October 23, 2023
Director's Column

PNNL Researchers Search for 'Ghost Particles'

Originally Published in the Tri-City Herald on October 22, 2023
PNNL researchers in protective gear and masks inspecting electronic cable material in a lab environment

A PNNL team, working with Q-Flex Inc., has produced ultra-quiet electronic cables for highly sensitive neutrino detectors that have extremely low levels of the naturally occurring radiation that can create false signals.

(Andrea Starr | Pacific Northwest National Laboratory)

Halloween horror movies often feature ghosts slipping through walls unnoticed by those in the dwellings they haunt.

At the Department of Energy’s Pacific Northwest National Laboratory, scientists seek to detect and measure neutrinos — the plentiful “ghost particles” that pass through concrete and humans without making an impact.

How can scientists weight a neutrino? (Animation by Sara Levine | Pacific Northwest National Laboratory)

Researchers at PNNL and elsewhere study neutrinos because they offer a glimpse of cosmic events that occurred billions of years ago. The very concept of neutrinos is hard to imagine.

They travel at almost the speed of light, have no electric charge and weigh nearly nothing. And billions of them are passing through us right now. As creepy as that may sound, these mysterious subatomic particles could hold the key to understanding the origins of matter.

Detecting the presence of neutrinos is a daunting challenge, one that requires a team effort.

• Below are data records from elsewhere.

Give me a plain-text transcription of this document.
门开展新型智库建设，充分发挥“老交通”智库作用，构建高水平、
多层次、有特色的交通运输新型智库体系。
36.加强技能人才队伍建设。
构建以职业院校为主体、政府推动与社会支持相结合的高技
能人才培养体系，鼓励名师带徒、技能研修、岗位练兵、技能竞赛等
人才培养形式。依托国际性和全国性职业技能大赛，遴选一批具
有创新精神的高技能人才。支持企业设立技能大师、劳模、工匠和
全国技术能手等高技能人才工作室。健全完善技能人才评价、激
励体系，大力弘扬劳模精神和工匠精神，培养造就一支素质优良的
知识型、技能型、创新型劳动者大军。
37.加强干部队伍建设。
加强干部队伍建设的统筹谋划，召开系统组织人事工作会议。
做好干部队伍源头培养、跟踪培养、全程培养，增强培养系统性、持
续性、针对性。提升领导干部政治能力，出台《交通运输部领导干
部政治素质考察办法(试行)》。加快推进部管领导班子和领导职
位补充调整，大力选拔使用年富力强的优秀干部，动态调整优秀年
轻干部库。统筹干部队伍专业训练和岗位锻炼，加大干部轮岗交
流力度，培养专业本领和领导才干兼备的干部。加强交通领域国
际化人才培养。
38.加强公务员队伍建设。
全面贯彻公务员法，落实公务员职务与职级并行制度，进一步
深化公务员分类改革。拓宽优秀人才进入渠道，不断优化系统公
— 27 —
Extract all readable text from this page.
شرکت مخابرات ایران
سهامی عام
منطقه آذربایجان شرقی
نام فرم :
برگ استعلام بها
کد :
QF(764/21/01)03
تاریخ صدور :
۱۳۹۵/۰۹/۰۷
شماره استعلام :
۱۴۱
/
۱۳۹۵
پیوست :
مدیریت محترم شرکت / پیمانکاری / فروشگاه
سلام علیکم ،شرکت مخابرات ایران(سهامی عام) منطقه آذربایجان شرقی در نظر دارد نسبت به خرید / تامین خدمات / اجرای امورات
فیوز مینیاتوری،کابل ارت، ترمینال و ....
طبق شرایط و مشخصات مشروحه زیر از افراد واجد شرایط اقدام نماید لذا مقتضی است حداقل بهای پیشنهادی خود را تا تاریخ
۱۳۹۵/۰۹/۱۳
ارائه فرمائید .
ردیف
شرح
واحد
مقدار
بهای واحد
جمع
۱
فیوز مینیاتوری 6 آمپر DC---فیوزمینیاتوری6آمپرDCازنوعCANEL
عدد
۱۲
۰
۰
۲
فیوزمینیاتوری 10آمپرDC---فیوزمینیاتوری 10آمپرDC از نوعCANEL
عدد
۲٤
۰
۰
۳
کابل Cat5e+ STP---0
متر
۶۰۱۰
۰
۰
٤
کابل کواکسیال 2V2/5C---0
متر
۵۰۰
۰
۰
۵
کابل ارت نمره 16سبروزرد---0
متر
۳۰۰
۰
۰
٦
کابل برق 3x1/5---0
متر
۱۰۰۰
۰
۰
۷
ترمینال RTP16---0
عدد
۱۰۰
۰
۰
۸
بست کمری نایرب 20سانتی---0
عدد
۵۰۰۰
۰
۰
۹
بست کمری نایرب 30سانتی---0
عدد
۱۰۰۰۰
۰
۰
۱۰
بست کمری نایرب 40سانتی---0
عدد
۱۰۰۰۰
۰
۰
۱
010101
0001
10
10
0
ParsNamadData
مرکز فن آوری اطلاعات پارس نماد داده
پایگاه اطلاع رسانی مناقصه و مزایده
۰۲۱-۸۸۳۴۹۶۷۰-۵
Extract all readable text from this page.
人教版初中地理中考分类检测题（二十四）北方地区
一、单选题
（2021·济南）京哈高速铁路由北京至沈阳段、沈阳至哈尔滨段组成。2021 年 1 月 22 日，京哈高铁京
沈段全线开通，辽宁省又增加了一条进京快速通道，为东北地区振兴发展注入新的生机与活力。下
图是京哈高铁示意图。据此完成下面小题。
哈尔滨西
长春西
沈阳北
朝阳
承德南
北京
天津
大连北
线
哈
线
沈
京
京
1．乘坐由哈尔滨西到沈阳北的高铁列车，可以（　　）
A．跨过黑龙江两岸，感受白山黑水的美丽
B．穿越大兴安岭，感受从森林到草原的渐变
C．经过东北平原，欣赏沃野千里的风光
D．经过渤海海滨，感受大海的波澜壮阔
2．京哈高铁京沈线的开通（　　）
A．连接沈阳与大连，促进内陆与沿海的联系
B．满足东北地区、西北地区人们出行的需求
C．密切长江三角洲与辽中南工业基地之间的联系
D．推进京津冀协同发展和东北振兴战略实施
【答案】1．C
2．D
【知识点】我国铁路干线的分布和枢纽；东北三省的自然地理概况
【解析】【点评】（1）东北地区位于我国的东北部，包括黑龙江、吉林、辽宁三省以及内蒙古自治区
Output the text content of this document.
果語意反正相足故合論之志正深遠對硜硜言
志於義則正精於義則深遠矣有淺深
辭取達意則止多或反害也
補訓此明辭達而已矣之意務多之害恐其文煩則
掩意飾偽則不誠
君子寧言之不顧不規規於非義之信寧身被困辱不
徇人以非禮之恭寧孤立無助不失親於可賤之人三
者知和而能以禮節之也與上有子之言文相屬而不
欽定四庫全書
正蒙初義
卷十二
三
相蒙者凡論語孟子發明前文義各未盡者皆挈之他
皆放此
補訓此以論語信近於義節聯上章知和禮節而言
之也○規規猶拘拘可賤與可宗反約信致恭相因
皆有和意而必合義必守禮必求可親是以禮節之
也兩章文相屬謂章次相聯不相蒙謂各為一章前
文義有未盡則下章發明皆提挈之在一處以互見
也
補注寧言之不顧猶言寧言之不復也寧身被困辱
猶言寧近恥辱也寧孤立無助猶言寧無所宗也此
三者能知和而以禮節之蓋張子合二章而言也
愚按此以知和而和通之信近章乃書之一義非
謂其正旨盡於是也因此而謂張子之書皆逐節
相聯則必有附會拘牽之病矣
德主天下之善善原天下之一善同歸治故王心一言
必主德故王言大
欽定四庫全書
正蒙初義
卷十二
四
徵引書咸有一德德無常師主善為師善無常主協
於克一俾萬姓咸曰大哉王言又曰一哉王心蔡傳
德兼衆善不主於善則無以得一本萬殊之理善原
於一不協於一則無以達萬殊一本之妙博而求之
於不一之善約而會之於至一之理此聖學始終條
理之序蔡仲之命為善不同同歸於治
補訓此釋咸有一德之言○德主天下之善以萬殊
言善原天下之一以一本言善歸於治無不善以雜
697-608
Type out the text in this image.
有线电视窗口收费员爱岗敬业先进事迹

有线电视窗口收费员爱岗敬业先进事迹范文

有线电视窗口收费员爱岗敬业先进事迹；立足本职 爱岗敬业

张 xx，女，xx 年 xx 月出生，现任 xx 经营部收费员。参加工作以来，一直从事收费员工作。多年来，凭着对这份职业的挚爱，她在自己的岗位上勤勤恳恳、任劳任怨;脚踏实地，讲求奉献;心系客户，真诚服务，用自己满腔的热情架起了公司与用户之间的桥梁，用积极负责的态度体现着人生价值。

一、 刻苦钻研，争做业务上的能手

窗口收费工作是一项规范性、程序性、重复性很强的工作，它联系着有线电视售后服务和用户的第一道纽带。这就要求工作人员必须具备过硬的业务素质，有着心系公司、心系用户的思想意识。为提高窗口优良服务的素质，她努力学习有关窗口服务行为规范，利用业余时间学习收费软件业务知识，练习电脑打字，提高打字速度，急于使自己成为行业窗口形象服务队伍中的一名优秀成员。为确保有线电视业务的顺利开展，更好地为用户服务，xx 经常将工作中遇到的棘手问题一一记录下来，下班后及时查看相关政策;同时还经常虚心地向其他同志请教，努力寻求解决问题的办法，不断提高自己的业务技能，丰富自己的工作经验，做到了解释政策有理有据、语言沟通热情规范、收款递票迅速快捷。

Miguel Palomino and Richard Saldanha looking together at a computer screen
PNNL tech student Miguel Palomino and mentor Richard Saldanha, a physicist at PNNL, work on a project aimed to understand more about the nature of neutrinos. (Andrea Starr | Pacific Northwest National Laboratory)

Joining more than 1,700 scientists from 38 countries, our researchers are part of the Deep Underground Neutrino Experiment, or DUNE. This project focuses on building ultrasensitive neutrino detectors.

DUNE receives a beam of neutrinos from the Fermi National Accelerator Laboratory near Chicago, sends it through a detector and then on to a much larger detector 800 miles away in South Dakota.

Led by PNNL scientists, the researchers’ latest design increases the detector’s sensitivity to neutrinos that are not produced as part of the experiment.

A gloved hand lifting a vial of material from a testing device
Researchers at PNNL are preparing carefully designed and manufactured electronic cables for analysis. These cables reduce interference with signals in neutrino detectors and may also have applications in the semiconductor industry and future quantum computers. (Andrea Starr | Pacific Northwest National Laboratory)

Informed by computer simulations, their design employs shielding, background radioactivity mitigation and enhanced light detection to improve the measurements to permit study of neutrinos from supernova or the sun.

In another project, PNNL scientists are developing radiation detectors to study the fundamental nature of neutrinos by searching for an extremely rare process called neutrinoless double beta decay.

To support these experiments, PNNL is designing special cables for the radiation detectors that aim to prevent interference with the instrument’s ability to identify signals of interest.

Working with a California small business, researchers produced electronic cables with ultra-pure materials that eliminate signals caused by naturally occurring background radiation.

In need for cables with contamination levels a billion times lower than in a speck of dust, the scientists designed these “quiet” cables based on precise measurements of the minute amounts of uranium, thorium and potassium introduced in each step of the cable production process.

The researchers then worked with the company to develop tailored fabrication techniques, special cleaning methods and careful handling procedures to manufacture the cables. The result: cabling with radioactivity levels a hundred times lower than previously available.

In another example of PNNL’s nuclear physics prowess, our scientists are part of an international team devising a novel approach to measuring the neutrino’s mass. Relying on Einstein’s famous E=mc2 equation, they seek to measure the tiny amount of energy released as tritium decays.

During a process known as beta decay, tritium is converted into one helium ion, one electron and a neutrino that collectively possess the energy released. If researchers can precisely measure the electron’s speed, they can deduce the neutrino’s mass since they know the mass of the tritium atom.

This is no small feat given that neutrinos are up to 500,000 times lighter than an electron. Nonetheless, the researchers recently demonstrated their system at the University of Washington, where they tracked 3,770 tritium beta decay events in a sample cell the size of a pea.

It may be hard to imagine the ghost particles at the center of these three efforts, but the ingenuity and innovation of the researchers striving to study them are apparent.

Their focus on these abundant, invisible particles will shed light on some of the mysteries of our universe. And this will make it a bit less spooky for all of us.